KitaplıkSayı 23

Cuşiş-i Efkâr İçinde Ustaca Bir Muakale: Bir Adam Yaratmak

Firdevs K. KAR | RİZE Şehit Onur Kılıç Kız AİHL,12-C

Necip Fazıl Kısakürek’in buhranlı yıllarının bir ürünü olan O ve Ben’de (1974) bu eserinden “geçirdiğim büyük ruh çilesinin sahne destanı” diye bahsettiği Bir Adam Yaratmak adlı bu eserinin yazılışı Necip Fazıl’ın mürşidi Abdülhakim Arvâsî’yi tanıdığı yıllara rastlamaktadır.

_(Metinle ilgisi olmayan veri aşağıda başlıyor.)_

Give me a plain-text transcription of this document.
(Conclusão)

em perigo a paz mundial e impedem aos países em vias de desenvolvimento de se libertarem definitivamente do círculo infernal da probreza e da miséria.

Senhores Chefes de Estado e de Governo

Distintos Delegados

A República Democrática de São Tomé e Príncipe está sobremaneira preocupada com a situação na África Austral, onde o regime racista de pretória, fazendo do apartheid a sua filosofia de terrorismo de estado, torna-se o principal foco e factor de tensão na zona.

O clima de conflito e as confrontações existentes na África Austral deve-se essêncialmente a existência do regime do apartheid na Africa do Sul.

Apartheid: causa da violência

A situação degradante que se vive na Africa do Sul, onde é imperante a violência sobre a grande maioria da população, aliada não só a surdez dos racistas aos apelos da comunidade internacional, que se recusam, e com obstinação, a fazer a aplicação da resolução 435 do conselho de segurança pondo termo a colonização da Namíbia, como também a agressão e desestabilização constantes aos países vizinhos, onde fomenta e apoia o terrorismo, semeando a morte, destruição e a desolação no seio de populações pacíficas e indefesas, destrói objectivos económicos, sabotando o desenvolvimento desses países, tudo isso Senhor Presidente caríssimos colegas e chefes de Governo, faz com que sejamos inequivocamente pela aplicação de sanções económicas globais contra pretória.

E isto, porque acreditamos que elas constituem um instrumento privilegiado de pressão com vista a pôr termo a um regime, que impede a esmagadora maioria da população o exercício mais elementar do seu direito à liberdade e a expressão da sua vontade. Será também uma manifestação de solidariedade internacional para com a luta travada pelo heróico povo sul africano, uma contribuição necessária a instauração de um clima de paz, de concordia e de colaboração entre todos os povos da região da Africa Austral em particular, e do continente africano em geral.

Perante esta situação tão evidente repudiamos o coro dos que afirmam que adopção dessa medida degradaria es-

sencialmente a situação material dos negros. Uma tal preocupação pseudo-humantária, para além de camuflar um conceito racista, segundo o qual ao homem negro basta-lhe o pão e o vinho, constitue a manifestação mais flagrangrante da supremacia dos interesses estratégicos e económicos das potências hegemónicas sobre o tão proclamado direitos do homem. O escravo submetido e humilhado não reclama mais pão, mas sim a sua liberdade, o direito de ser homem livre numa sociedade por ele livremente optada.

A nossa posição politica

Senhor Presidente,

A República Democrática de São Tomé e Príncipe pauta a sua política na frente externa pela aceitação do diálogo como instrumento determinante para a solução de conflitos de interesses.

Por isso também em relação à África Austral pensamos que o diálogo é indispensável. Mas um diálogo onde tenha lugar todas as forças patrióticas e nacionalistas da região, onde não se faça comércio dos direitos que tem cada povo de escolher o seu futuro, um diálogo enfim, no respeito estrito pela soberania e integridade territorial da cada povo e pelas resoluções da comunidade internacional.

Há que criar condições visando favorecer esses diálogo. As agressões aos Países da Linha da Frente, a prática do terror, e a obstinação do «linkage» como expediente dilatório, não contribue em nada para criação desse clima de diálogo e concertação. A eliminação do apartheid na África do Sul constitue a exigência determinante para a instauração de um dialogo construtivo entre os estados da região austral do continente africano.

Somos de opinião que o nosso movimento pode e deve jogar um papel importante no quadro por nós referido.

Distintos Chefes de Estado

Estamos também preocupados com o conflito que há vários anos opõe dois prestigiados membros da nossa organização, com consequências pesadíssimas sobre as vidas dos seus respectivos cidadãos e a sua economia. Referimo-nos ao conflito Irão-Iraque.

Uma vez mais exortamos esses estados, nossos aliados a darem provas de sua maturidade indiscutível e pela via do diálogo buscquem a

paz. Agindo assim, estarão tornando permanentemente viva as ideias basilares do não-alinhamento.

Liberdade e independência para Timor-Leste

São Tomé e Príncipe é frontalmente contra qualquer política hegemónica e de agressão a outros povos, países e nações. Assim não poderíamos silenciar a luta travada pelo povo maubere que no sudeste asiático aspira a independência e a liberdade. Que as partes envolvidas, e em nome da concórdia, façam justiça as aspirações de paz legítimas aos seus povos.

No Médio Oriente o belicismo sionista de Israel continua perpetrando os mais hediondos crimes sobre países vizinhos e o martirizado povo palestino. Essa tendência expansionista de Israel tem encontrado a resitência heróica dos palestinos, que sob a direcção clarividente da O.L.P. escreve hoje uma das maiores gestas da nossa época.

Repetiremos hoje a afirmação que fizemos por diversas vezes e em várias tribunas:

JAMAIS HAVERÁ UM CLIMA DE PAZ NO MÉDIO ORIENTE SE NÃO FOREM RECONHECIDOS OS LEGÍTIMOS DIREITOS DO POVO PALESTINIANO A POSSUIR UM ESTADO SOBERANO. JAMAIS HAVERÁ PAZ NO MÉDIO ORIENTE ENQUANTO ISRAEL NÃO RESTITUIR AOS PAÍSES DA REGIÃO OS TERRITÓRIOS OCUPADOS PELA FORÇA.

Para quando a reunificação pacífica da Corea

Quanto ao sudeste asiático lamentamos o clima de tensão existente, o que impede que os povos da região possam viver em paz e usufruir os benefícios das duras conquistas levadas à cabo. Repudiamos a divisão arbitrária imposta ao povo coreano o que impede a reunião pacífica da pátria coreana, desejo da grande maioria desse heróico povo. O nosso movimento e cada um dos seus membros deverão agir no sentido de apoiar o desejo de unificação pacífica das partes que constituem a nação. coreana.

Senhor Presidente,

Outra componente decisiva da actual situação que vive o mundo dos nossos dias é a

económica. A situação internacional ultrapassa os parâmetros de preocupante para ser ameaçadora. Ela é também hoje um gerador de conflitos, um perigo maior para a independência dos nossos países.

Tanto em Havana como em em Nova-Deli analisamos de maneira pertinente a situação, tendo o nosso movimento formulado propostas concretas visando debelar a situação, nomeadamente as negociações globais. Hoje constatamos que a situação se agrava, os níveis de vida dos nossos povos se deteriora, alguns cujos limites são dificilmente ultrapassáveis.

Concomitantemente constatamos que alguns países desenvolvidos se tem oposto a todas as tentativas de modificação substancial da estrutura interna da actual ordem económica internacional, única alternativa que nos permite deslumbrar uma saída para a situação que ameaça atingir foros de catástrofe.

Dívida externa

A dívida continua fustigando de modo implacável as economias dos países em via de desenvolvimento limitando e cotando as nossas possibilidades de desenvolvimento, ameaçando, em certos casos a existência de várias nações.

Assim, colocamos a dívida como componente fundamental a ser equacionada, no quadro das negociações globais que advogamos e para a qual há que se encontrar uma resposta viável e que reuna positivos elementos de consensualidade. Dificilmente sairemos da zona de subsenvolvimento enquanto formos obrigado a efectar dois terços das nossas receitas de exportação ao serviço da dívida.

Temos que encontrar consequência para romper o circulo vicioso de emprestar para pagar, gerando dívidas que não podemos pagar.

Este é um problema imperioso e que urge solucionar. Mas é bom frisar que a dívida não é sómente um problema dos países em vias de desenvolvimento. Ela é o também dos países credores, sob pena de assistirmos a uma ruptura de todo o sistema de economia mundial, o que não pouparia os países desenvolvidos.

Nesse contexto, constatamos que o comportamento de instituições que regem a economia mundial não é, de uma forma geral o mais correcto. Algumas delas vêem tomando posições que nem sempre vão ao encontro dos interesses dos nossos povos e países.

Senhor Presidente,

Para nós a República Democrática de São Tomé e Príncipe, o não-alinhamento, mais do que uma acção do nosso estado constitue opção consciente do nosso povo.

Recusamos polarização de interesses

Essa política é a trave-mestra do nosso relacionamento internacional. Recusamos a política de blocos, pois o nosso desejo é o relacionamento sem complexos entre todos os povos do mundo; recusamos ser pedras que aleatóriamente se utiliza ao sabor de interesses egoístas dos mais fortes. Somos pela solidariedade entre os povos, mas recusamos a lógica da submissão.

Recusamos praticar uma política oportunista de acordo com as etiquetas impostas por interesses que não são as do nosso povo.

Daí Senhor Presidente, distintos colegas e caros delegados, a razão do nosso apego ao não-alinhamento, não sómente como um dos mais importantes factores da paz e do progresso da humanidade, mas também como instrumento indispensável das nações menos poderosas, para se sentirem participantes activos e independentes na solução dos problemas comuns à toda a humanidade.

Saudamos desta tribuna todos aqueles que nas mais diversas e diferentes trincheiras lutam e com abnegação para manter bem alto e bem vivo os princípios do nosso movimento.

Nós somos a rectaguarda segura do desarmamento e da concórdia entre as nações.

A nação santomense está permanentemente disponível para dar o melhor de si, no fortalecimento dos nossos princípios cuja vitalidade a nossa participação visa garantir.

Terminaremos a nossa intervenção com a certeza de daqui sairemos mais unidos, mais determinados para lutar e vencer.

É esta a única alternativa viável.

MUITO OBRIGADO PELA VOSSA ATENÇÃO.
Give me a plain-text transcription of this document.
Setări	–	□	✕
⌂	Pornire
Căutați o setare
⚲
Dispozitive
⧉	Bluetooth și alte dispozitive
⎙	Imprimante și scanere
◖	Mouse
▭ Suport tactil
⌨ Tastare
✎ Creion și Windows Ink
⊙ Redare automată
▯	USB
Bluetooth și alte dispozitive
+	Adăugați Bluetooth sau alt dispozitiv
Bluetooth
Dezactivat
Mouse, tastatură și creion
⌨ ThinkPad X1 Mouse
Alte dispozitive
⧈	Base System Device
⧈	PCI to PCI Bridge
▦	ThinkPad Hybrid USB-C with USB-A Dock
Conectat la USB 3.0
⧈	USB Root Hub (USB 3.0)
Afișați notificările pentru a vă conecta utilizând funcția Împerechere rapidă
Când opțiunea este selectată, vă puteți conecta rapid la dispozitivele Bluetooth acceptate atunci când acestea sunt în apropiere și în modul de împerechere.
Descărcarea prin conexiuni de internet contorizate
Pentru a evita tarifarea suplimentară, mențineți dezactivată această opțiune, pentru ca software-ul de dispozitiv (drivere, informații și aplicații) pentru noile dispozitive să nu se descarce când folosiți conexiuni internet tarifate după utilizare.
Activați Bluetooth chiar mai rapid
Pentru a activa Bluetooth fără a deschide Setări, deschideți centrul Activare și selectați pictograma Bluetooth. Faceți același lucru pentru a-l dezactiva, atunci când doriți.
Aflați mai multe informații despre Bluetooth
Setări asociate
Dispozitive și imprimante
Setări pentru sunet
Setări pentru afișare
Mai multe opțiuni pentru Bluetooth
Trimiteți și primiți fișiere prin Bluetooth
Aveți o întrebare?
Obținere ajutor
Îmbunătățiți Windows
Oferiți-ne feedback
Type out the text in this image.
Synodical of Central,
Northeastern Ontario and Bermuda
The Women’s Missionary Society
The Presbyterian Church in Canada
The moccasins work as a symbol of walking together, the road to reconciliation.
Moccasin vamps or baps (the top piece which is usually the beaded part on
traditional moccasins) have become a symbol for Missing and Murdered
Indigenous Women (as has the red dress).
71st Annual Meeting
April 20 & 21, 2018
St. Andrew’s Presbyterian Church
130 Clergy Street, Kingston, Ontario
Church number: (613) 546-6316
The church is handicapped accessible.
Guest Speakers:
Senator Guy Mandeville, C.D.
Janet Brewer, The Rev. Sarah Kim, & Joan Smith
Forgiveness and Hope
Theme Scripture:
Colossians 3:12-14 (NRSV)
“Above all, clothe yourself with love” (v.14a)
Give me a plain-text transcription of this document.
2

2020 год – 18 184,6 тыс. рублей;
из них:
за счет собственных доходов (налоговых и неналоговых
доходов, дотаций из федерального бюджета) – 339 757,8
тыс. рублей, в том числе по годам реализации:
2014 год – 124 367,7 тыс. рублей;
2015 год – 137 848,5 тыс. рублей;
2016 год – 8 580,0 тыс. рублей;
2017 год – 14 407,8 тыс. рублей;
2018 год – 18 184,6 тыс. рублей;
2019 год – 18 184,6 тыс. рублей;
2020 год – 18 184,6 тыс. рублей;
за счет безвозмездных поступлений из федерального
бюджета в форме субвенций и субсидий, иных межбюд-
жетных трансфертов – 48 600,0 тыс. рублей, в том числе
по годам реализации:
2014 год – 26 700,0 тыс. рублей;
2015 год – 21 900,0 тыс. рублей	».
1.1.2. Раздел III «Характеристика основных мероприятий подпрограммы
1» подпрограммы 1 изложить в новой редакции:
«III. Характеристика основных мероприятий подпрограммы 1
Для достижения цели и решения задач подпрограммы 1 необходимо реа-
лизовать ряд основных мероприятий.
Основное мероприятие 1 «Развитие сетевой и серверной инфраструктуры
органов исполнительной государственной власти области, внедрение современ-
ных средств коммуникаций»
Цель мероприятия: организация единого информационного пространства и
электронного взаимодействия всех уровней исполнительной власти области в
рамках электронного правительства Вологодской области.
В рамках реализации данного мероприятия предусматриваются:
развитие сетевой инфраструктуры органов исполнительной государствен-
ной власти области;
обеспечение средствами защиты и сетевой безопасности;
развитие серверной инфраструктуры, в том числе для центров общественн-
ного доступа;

Bu açıdan eser Necip Fazıl’ın bohem bir yaşamdan İslami bir duyarlılığa geçtiği yılların etkisi altında oluşan fikirleri ile kurgu meselesine yaklaşımını bize sunar. Bir matruşka misali eser içinde eser olan bu -şah-eserde Necip Fazıl’ın kurguya karşı çıkarak kurgusunu oluşturması, eserini kurgusal bir düzlemde var etmesi bizlere çelişki gibi görünse de doğru değerlendirme için sanat eserinin okura dönük yüzü kadar yazara dönük yüzü de bizler için büyük önem arz eder. Bir çıkmazdan kurtulmaya çalışan sanatkârın çabalayışını gördüğümüz bu eserde, eser bizlere sanatkâr psikolojisini de yansıtmaktadır.

Tarkovski, “Sanatsal görüntü daima birinin yerine ötekini, büyüğün yerine küçüğü geçiren bir göstergedir. Canlıdan söz etmek isteyen sanatçı ölüden bahseder, sonsuz hakkında konuşabilmek için sınırlı olanı sunar. Bir yedek!” der. Bir sanat eserinin gerçeklikle imtihanı sanat eserinin kaçamayacağı bir meseledir.” Yaşanılan bu dünyayı realite olarak kabul ettiğimizde kurgu olan bir metnin veya metinde ifade edilen olayların realitenin kopyası yahut temsiline denk geldiğini görürüz. Bu açıdan bakınca sanat paradoksaldır diyebiliriz.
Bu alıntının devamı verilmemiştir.